Groupe Carré : l'innovation pour une agriculture durable

Le groupe Carré, basé à Gouy-sous-Bellonne près de Douai, est spécialisé dans la collecte de céréales et développe désormais des solutions d'agro-écologie, travaillant à favoriser la décarbonation et le stockage de carbone dans le sol. Rencontre avec Maximilien Carré, son dirigeant actuel, qui a rejoint l'entreprise en 2016 et assure aujourd’hui sa croissance et sa compétitivité dans un marché mondial difficile.

Maximilien Carré. © Barbara Grossmann
Maximilien Carré. © Barbara Grossmann

Votre entreprise fêtera ses 100 ans. Quelle histoire se cache derrière le groupe Carré ?

C’est avant tout une aventure familiale qui a débuté dans les années 1930. Mon arrière-grand-père, François Carré, agriculteur, a posé les premières pierres en organisant les collectes de céréales en sacs sur son exploitation de Gouy-sous-Bellonne. Mon grand-père, Jean Carré, a pris la relève et a marqué un tournant en 1965 en construisant le premier silo à grain, d’une capacité de 1 800 tonnes. Puis, année après année, la société s’est développée par la collecte de céréales, mais aussi la vente de produits phytosanitaires, d’engrais et de semences. Mon père, qui a repris les rênes en 1991, a donné une nouvelle dimension à l’entreprise, multipliant sa taille par dix, avant que je le rejoigne, en 2016. Aujourd’hui, il en est toujours président, apportant son expérience et sa mémoire à notre activité. Mais le groupe Carré, c’est aussi une affaire de famille au présent : ma tante est au service financier, ma sœur au service commercial, et ensemble, nous perpétuons cet héritage avec passion.

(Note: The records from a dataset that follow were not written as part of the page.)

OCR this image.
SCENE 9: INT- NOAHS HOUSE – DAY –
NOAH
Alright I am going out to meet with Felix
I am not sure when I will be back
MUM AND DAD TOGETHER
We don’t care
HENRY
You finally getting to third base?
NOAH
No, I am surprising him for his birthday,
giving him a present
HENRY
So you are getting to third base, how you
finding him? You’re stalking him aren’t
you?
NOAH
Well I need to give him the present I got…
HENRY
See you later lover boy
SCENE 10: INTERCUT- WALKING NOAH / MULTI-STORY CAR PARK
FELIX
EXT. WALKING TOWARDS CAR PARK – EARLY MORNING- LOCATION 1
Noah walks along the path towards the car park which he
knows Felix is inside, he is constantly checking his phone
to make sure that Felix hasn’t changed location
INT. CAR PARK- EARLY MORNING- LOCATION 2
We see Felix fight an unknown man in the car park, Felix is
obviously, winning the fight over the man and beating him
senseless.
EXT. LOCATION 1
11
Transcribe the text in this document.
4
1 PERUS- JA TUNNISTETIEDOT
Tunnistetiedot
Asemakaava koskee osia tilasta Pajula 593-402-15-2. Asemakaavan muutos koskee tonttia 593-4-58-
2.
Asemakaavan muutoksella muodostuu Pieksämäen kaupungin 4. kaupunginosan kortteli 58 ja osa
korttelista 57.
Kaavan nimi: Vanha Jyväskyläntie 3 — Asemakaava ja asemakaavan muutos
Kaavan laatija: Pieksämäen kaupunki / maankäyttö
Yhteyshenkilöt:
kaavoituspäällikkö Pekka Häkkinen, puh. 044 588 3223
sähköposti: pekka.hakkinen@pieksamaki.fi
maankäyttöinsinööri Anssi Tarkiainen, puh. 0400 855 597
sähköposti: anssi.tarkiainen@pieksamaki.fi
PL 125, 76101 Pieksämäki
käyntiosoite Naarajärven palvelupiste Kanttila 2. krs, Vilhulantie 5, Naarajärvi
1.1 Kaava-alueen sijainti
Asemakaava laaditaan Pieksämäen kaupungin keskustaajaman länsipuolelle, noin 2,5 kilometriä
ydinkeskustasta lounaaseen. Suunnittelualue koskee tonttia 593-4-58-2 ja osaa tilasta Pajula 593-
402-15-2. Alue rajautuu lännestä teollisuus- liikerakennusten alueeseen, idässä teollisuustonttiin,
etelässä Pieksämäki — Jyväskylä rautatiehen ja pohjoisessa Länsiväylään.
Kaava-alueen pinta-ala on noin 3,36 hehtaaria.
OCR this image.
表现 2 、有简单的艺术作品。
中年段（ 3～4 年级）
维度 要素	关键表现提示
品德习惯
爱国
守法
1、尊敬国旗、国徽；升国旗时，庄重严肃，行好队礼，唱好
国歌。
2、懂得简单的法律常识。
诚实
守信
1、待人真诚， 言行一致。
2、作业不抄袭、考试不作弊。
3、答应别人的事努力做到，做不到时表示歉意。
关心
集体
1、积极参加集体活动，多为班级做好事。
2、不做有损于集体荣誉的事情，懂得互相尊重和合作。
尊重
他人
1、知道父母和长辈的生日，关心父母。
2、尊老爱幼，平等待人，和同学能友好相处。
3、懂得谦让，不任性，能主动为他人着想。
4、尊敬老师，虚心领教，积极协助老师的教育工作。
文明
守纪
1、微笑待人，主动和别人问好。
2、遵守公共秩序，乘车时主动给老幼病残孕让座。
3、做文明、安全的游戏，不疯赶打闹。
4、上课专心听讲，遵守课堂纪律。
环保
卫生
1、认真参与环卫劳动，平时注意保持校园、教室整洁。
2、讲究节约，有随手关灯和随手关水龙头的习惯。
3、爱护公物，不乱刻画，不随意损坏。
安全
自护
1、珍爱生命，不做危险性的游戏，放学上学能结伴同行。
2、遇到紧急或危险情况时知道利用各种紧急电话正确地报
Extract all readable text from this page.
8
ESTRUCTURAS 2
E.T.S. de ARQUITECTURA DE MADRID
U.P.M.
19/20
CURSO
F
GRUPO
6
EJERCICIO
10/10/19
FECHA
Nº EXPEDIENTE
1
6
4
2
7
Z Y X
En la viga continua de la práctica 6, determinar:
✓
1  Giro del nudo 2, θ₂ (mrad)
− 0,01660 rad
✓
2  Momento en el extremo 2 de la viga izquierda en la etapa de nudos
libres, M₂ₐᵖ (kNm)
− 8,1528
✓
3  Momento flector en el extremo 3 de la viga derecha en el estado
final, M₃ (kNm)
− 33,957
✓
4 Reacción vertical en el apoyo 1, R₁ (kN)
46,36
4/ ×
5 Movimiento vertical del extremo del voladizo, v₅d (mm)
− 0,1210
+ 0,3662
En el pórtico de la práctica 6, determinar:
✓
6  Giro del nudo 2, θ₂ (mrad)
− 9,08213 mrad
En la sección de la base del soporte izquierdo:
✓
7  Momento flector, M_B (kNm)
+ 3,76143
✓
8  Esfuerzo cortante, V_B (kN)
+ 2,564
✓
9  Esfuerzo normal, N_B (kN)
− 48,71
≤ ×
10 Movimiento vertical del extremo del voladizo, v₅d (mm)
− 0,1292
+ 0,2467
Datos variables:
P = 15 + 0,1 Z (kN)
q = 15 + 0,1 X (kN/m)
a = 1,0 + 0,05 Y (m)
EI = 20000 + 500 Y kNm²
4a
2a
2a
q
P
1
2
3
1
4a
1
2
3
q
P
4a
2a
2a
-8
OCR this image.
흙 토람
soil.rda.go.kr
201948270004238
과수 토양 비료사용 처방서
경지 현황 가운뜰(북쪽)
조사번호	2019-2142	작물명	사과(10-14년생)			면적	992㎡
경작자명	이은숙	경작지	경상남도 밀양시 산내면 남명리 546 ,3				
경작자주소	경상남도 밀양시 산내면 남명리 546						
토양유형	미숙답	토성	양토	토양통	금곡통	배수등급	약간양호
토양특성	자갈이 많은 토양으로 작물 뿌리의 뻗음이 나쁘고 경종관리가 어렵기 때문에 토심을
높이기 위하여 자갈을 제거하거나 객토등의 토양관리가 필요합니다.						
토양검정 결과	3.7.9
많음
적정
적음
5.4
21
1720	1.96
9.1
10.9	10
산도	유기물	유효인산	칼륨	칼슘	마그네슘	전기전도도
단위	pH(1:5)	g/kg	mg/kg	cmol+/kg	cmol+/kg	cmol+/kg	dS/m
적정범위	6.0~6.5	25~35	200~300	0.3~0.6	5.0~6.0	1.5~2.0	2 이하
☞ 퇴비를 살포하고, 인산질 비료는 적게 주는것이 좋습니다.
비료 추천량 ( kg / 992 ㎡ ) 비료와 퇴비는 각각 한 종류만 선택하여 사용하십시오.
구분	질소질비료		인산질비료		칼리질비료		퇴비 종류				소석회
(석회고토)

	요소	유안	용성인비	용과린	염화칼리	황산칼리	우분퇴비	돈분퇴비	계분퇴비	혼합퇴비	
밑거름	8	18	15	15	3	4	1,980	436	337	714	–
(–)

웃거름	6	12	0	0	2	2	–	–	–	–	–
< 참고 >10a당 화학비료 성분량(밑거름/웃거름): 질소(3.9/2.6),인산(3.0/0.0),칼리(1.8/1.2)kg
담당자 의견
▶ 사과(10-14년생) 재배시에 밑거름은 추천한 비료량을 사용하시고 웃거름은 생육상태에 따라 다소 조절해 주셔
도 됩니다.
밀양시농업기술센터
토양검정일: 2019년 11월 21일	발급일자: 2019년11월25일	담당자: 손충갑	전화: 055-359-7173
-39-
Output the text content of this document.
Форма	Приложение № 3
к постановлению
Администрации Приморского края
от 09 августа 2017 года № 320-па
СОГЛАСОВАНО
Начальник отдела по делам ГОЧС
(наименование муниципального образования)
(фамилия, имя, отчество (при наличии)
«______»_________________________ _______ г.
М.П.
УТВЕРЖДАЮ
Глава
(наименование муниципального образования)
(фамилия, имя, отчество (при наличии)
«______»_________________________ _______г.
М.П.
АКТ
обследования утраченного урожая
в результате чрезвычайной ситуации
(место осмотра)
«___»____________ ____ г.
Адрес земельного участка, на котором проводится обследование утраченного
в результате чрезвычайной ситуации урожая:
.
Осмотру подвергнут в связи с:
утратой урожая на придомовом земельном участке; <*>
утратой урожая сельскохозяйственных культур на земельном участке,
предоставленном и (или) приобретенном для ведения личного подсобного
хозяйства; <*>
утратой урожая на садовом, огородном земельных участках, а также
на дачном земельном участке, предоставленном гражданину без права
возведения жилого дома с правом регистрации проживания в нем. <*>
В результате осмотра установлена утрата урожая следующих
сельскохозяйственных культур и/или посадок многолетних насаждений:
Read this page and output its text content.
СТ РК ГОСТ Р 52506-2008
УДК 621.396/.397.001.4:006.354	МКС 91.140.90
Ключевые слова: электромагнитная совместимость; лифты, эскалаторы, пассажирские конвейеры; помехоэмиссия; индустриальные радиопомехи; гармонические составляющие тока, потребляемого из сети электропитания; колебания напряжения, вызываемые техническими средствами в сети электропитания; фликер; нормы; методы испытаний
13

Comment avez-vous acquis les compétences nécessaires pour prendre la direction de l'entreprise ?

Avant d’intégrer l’entreprise familiale, j’ai commencé par suivre des études de commerce à l’Essec, car mon but était avant tout d'acquérir des compétences en gestion d’entreprise. Une fois le diplôme en poche, pour approfondir mes connaissances, j'ai travaillé dans une maison internationale de négoce en Suisse, spécialisée dans les échanges entre pays et continents. J'étais dans une équipe qui se concentrait sur les tourteaux de soja, une source essentielle de protéines pour l'alimentation animale. Après cinq ans dans cette fonction, je suis revenu dans l'entreprise car mon père commençait à préparer sa succession.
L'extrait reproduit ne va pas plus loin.